Les souvenirs des autres

Stupéfiants souvenirs

L’autre soir, je croise une femme que je reconnais immédiatement ! Lycée Camille Jullian, toujours première de la classe dans toutes les matières, brillantissime. Nous étions dans la même classe ensemble pendant deux ans, la 6ème et la 5ème. Elle et sa meilleure amie étaient énervantes tant elles étaient douées et modestes dans leurs triomphes. Je me plante devant elle et lui dis : “tu t’appelles … et on était au lycée ensemble.” Elle ne m’avait pas reconnue.
Je lui rappelle qu’elle était arrivée un matin sans ses cils : elle les avait coupés au ras de la paupière. Outre que cela lui faisait un regard étrange, nous étions sidérées d’un tel coup d’éclat : admiration renforcée.
Elle me raconte alors le souvenir qu’elle a de moi : il m’arrivait de me planter au milieu de la cour et de crier “MARRAKECH ! MARRAKECH !”… Je suis sans voix : je n’ai aucun souvenir de ça et pourtant ma mémoire des ces années là est foisonnante et précise. Du moins le croyais-je. Elle ajoute qu’elle sentait une sorte de détresse de l’exil et que cela lui fendait le cœur : nous avions onze ans.

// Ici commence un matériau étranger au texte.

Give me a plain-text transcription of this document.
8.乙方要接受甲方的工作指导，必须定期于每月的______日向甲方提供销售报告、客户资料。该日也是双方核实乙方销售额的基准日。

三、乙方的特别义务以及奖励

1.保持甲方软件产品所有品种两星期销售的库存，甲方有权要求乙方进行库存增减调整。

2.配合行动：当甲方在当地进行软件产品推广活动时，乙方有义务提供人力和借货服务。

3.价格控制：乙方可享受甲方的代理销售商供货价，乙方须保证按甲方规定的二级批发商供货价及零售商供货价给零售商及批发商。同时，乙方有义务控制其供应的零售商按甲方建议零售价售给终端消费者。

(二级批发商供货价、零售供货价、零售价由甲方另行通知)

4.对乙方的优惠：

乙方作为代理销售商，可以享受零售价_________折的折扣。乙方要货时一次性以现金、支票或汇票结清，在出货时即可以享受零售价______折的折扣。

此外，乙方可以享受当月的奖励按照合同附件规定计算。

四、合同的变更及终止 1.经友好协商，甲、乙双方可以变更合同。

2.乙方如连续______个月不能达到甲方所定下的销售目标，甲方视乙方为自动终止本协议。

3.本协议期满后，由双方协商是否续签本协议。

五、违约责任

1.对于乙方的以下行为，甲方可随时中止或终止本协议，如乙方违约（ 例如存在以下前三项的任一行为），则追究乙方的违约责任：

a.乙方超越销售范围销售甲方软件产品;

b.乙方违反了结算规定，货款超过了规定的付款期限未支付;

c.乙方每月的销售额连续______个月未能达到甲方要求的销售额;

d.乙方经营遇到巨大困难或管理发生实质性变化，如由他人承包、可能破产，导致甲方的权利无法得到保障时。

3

Ainsi va la mémoire : pour un même temps partagé, des perceptions si différentes, des impressions (au sens d’imprimé) aléatoires, des sélections subtiles. Même – et surtout ? – dans une fratrie, un tronc commun sur des faits, des dates, des évènements ; mais pour les ressentis, c’est une autre histoire. Je dis souvent à ma sœur que nous n’avons pas eu les mêmes parents.
Je propose des photos (merci Pascale Muron) qui n’ont rien à voir, où il n’y a rien à voir que l’éloignement jusqu’à la disparition. Jusqu’au surgissement d’un nouveau passé, un jour, au détour d’une rencontre fortuite…

Océan 1

Un passé inconnu vous bouscule : est-ce le vôtre ou celui de l’autre ?

Océan 2

Tandis qu’à l’oubli on voudrait se rendre.